そんなたゆまぬ努力の末、生産を続けてこられたクレソンのおいしい食べ方について、佐藤さんからアドバイスをいただきました。

「クレソンは本当に、遊びがいのある食材ですよ。クレソンそのものを味わいたいなら生でサラダに。火を通せば苦みと辛みが消えるので、子どもも喜んで食べるようになります。刺身に巻いてワサビ代わりにするもよし。こうしなければダメというタブーがない万能食材なんです」

そこで今回は、肉料理の付け合わせが多いクレソンのイメージからは程遠いクレソンケーキのレシピを教わりました。

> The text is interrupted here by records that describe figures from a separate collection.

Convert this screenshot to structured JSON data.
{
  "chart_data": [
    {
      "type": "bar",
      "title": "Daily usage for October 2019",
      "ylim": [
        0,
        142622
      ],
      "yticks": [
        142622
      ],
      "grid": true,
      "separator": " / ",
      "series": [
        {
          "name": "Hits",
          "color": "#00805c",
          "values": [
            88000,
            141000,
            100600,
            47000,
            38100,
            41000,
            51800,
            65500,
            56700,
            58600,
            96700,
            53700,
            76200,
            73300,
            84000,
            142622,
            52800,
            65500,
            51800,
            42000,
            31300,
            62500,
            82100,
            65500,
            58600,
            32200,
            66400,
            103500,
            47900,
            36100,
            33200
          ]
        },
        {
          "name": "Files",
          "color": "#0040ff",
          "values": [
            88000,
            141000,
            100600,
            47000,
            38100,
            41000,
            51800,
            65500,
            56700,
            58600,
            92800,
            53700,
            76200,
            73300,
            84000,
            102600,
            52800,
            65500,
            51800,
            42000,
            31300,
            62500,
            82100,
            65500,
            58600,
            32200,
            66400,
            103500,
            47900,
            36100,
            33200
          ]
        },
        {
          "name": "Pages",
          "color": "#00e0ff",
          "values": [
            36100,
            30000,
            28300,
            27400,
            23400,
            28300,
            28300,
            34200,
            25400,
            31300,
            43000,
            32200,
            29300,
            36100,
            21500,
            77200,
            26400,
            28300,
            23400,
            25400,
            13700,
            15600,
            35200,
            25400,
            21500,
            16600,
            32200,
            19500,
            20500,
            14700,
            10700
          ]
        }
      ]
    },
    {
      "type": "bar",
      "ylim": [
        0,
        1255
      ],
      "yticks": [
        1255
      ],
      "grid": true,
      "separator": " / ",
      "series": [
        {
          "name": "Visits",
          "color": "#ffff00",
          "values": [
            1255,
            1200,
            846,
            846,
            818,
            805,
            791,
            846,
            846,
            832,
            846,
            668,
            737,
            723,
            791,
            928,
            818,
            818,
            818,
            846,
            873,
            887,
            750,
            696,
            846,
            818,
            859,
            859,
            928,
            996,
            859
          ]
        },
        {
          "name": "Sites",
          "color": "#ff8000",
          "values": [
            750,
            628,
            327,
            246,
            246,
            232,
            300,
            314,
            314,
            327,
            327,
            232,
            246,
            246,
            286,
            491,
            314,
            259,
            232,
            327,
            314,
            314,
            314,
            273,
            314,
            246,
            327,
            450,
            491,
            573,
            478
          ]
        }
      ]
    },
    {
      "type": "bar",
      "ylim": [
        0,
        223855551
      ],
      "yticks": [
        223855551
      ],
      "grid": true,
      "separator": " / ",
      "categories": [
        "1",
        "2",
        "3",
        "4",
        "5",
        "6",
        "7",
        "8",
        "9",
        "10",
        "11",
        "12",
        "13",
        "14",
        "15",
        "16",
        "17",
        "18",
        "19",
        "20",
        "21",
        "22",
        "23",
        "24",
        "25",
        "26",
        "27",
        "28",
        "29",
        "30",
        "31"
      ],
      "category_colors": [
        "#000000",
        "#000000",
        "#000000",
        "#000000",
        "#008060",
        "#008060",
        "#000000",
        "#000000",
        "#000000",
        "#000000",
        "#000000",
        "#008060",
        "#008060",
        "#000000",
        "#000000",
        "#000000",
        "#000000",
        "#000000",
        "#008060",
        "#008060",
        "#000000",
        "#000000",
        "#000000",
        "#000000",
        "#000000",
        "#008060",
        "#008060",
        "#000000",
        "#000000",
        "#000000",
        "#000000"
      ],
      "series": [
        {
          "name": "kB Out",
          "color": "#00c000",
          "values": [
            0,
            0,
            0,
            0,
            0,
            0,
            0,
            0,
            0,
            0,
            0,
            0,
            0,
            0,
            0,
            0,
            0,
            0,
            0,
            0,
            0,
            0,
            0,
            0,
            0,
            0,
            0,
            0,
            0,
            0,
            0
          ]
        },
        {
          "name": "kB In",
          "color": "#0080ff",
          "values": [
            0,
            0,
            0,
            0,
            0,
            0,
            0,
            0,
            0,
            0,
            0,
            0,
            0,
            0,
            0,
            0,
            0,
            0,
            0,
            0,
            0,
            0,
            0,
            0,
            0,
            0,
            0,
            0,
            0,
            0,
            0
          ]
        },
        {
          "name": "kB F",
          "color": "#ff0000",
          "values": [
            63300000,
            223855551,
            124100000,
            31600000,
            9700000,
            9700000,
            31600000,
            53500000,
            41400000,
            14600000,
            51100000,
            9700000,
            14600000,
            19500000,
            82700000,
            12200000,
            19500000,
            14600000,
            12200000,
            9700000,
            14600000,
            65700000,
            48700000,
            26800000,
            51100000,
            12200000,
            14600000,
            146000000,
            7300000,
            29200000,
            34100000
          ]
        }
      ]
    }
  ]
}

万能食材の名の通り、火を通したクレソンは独特の辛みが消え、癖がありません。誰にでも食べやすいものへと変身していました。このケーキなら、野菜嫌いでも問題なく食べられそうです。クレソンケーキは、道志村内の「道の駅どうし」で食べることもできます。

『年長者が頭をやわらかくして考え、次世代の担い手を育てたい』

1999年にできた「道の駅どうし」で、クレソンを加工した土産品の取り扱いをはじめたことから、徐々に道志村の特産として知られるようになった「クレソン」。しかし現在、どの農家も次世代の担い手不足に悩んでいます。

佐藤さんに将来の目標について聞くと、「農業を始めたい人を応援することですね。道志村でネット販売や無農薬農法など、自分の農業の理想郷を追い求めたっていい。ただ、その間にも生活費は必要だから、ここでクレソンを作ってくれれば組合で買い上げ、生活の土台を作ってあげたいです」

頼もしく話す佐藤さんは、さらにこう続けます。

「若い人に道志村でクレソンを作ってもらうため、年長者がどうしたらいいか頭をやわらかくして考えなくては。40年のクレソン栽培で培ったアドバイスはするし、生活の土台を作ってあげるから、道志村で伸びていってほしいですね」

そんな佐藤さんの言葉には、クレソン栽培に立ちふさがる困難を乗り越えてきた自信と、これから何があっても柔軟に乗り越えていく意思に満ちあふれていました。

佐藤さんは「ただがむしゃらにやってきただけ」と謙遜されますが、流水の中にしっかり根を張るクレソンのように、柔軟かつ強力なリーダーシップで、これからも一層活躍されることでしょう。